Pilates: attiva la Powerhouse con l’aiuto di una Fitball

Emanuela Bruno
A cura di Emanuela Bruno
Pubblicato il 04/05/2026 Aggiornato il 04/05/2026

La Fitball aiuta a  “risvegliare” il core con un micro-movimento semplicissimo che prepara anche ad affrontare gli esercizi più impegnativi

ok ALESSANDRA MORIGGI - SENIOR TEACHER TRAINER COVATECH PILATES SCHOOL

Joseph Pilates la chiamava Powerhouse. È la zona compresa fra la parte finale della cassa toracica e il bacino. Comprende quindi gli addominali e, posteriormente, i muscoli lombari e i glutei. Fanno parte di questa “scatola” anche il diaframma, sopra, e il pavimento pelvico, sotto, che lavorano in sinergia con gli altri. Tutta questa area muscolare, e specialmente gli addominali, deve essere sempre attiva durante l’esecuzione degli esercizi di Pilates, perché dal suo lavoro dipendono il controllo dei gesti e il mantenimento di una postura corretta. Come spiega Anna Maria Cova, fisioterapista e fondatrice della CovaTech Pilates School, preparare adeguatamente i muscoli della Powerhouse è importantissimo per affrontare una sessione di Pilates, ma esistono esercizi davvero alla portata di tutti che potrebbero entrare nella nostra routine quotidiana, sollecitando il core con dolcezza.

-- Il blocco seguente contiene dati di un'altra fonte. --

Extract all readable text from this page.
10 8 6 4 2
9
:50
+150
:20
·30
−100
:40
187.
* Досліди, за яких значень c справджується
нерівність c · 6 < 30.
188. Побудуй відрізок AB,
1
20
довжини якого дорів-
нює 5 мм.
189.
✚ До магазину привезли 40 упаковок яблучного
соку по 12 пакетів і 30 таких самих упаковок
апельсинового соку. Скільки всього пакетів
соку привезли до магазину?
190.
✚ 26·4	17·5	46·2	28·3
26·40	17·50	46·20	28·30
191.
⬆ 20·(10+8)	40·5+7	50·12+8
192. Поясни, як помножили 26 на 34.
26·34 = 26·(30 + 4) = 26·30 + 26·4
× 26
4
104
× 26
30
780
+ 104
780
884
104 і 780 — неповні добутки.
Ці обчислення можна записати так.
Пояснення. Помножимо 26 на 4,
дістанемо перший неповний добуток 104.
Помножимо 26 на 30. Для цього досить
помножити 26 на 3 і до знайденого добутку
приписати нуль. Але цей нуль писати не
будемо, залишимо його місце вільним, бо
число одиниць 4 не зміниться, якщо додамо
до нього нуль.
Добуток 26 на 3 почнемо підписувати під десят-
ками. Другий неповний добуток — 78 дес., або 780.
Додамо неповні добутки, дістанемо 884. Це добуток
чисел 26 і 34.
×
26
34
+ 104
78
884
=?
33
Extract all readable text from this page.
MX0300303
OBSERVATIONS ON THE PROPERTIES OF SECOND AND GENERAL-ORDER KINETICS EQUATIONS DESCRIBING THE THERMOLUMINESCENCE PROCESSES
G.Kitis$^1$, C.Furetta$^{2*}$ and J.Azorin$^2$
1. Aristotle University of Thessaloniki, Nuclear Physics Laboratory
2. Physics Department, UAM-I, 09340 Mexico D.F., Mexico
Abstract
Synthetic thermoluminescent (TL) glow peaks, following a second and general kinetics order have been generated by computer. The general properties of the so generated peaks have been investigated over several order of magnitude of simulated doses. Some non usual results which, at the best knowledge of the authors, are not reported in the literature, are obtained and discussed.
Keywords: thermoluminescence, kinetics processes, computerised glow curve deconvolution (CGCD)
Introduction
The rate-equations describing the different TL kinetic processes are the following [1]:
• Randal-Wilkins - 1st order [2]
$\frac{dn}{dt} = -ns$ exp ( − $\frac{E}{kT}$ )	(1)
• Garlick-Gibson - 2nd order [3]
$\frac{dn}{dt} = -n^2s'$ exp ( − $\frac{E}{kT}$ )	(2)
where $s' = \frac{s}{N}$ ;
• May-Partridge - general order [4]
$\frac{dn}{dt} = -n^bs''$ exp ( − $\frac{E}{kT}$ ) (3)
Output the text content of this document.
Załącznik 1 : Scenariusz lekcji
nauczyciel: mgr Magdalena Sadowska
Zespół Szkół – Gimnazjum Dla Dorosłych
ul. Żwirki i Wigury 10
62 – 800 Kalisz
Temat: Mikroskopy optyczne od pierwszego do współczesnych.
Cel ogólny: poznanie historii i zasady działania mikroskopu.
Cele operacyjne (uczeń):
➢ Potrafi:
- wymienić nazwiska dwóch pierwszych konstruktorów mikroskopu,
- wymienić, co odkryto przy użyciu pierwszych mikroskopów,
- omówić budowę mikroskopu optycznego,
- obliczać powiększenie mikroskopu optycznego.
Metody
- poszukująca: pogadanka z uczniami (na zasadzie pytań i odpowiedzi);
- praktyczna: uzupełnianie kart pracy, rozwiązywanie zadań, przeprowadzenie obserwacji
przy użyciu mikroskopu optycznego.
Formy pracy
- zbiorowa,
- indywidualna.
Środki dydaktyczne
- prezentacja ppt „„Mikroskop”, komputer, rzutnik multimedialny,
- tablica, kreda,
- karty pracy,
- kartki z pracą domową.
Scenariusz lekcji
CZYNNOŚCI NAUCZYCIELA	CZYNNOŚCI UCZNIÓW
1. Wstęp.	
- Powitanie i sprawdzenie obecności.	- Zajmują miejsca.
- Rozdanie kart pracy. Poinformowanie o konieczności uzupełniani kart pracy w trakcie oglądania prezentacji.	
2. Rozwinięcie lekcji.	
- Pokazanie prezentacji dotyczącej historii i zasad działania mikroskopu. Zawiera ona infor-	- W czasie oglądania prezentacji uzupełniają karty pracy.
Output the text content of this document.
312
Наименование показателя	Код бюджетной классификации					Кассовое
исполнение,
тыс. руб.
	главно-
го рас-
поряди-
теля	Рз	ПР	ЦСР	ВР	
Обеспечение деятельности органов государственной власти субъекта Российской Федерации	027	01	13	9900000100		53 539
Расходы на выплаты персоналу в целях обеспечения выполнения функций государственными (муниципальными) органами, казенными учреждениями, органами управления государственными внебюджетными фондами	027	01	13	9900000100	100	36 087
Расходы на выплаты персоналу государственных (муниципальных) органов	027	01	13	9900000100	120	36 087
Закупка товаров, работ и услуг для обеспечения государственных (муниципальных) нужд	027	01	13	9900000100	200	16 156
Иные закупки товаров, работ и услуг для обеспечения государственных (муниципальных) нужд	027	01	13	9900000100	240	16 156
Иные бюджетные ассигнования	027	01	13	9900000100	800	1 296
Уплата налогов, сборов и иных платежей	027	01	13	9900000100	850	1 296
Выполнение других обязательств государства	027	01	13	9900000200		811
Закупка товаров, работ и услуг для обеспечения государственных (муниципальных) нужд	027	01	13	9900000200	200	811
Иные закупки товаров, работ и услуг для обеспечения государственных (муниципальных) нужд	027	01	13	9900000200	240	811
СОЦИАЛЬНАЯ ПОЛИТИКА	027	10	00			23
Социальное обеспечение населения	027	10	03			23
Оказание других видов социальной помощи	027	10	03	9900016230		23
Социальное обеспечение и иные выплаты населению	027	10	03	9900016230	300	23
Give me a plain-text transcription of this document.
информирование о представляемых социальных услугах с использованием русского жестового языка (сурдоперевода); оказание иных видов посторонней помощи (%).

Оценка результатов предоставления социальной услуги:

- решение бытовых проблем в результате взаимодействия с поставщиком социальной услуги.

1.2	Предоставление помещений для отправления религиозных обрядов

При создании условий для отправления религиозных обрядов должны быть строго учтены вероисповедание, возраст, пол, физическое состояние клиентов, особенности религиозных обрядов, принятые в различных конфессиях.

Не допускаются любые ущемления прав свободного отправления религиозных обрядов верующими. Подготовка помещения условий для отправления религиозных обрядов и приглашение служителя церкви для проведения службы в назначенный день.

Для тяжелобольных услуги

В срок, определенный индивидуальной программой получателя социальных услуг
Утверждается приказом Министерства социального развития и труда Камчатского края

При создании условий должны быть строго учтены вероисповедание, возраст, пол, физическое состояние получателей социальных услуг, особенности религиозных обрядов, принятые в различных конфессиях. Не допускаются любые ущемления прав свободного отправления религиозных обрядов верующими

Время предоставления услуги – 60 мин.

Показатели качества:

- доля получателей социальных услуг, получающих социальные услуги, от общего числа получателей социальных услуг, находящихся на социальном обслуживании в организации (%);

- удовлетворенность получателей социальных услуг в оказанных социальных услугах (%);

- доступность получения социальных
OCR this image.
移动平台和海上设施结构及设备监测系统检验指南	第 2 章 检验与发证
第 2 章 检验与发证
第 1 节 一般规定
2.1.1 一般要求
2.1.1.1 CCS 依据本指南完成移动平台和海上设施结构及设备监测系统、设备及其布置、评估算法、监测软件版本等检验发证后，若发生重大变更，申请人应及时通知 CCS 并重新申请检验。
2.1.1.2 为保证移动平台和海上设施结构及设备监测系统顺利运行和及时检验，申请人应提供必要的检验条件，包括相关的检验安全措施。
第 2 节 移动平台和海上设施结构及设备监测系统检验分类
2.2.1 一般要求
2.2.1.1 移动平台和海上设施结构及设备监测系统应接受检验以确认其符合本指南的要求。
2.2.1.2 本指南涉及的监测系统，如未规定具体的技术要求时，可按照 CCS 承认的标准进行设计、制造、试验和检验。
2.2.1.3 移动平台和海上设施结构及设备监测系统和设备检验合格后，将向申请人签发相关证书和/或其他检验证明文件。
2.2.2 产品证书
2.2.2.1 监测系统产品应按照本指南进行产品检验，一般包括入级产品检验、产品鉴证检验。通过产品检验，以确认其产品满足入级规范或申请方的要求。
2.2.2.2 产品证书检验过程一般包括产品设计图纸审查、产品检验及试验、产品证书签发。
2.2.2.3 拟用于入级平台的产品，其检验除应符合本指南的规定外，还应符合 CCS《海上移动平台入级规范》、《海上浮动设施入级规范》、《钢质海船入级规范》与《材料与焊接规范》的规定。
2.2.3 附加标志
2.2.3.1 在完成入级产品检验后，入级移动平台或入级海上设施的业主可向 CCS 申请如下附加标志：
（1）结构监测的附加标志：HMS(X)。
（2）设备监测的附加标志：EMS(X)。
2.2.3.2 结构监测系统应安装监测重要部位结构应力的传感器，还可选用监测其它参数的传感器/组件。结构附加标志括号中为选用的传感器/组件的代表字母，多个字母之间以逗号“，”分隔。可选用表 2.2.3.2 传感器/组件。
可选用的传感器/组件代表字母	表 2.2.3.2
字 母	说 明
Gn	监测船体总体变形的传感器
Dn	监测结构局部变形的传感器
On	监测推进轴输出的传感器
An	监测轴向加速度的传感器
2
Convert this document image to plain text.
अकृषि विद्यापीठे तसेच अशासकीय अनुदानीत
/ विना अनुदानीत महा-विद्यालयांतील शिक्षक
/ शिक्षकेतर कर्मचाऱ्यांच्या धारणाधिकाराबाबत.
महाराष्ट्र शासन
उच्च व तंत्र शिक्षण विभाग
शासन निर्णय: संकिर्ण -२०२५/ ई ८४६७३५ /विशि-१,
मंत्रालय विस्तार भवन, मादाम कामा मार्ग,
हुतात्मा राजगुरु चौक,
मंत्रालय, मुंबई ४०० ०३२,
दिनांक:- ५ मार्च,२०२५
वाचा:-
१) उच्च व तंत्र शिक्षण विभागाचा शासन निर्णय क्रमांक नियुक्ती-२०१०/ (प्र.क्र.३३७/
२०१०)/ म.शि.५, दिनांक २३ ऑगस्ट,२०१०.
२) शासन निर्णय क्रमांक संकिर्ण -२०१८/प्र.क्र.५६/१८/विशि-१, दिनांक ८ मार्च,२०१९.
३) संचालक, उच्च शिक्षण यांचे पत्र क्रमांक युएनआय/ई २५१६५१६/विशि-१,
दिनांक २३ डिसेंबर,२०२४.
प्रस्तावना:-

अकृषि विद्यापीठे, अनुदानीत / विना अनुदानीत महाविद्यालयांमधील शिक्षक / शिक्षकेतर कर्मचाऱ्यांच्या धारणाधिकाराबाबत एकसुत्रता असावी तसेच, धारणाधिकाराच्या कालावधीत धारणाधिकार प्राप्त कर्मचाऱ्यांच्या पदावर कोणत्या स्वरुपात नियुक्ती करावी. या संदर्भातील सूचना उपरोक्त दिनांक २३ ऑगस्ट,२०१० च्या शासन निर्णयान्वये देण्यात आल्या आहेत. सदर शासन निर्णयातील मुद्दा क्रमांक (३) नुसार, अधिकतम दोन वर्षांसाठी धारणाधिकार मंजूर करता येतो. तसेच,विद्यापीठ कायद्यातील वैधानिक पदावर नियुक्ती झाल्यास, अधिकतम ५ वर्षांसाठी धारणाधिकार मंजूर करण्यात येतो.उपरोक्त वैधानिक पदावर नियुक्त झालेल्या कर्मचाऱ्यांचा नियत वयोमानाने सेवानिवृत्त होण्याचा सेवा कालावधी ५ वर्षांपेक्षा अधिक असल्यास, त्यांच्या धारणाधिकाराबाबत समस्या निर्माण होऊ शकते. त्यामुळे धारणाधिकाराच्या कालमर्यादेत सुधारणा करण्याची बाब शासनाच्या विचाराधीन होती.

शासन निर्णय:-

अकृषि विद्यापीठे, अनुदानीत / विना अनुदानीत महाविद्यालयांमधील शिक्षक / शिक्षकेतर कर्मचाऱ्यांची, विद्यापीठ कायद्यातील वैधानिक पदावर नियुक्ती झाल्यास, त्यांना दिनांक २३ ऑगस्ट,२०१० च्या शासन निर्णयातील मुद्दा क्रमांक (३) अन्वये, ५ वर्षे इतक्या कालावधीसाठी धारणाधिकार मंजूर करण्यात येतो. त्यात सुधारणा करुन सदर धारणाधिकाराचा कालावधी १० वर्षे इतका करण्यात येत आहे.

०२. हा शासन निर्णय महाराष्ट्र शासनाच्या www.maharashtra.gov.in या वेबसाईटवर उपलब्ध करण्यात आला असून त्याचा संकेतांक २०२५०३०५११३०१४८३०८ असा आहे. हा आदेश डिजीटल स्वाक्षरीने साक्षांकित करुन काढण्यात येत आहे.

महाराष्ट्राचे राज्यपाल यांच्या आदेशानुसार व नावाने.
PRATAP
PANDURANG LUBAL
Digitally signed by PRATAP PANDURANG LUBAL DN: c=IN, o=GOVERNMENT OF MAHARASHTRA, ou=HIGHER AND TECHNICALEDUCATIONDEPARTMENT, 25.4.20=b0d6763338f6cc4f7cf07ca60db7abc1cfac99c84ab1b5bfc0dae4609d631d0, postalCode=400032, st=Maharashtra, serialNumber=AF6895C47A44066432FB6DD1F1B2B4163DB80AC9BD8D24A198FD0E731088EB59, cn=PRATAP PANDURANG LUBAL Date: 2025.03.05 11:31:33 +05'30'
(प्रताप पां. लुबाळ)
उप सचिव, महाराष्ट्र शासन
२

Stimolare la Powerhouse ha effetti benefici sull’estetica, sulla postura e rende più funzionali tutti i gesti quotidiani.

A cosa serve la Fitball

L’esercizio che l’esperta suggerisce, per un’attivazione muscolare delicata ma profonda e benefica, richiede l’uso della Fitball, la palla grande molto conosciuta dalle amanti della palestra, che anche nel Matwork del Pilates costituisce un ausilio efficacissimo. Quando la si impiega come supporto per una parte del corpo, e si poi eseguono precisi movimenti, se ne sfrutta variamente l’instabilità: il fatto che la palla sia cedevole e, soprattutto, tenda a muoversi e a rotolare, impone a chi la usa di contrastare i suoi movimenti con un’adeguata attivazione muscolare.

Come si esegue l’esercizio per gli addominali

Nel caso dell’esercizio mostrato da Alessandra Moriggi nella foto sopra, dovete sdraiarvi supine, sollevare le gambe e appoggiare i polpacci alla fitball, in modo che all’altezza delle anche e delle ginocchia si formino due angoli di 90 gradi. Evitate che la palla si sposti ed espirando premete con forza i polpacci contro la Fitball. Contemporaneamente, tirate le gambe verso il petto. Basta questo micromovimento per attivare proficuamente tutti i muscoli del core. Inspirate nella fase in cui rilassate i muscoli e ripetete il tutto 3-5 volte.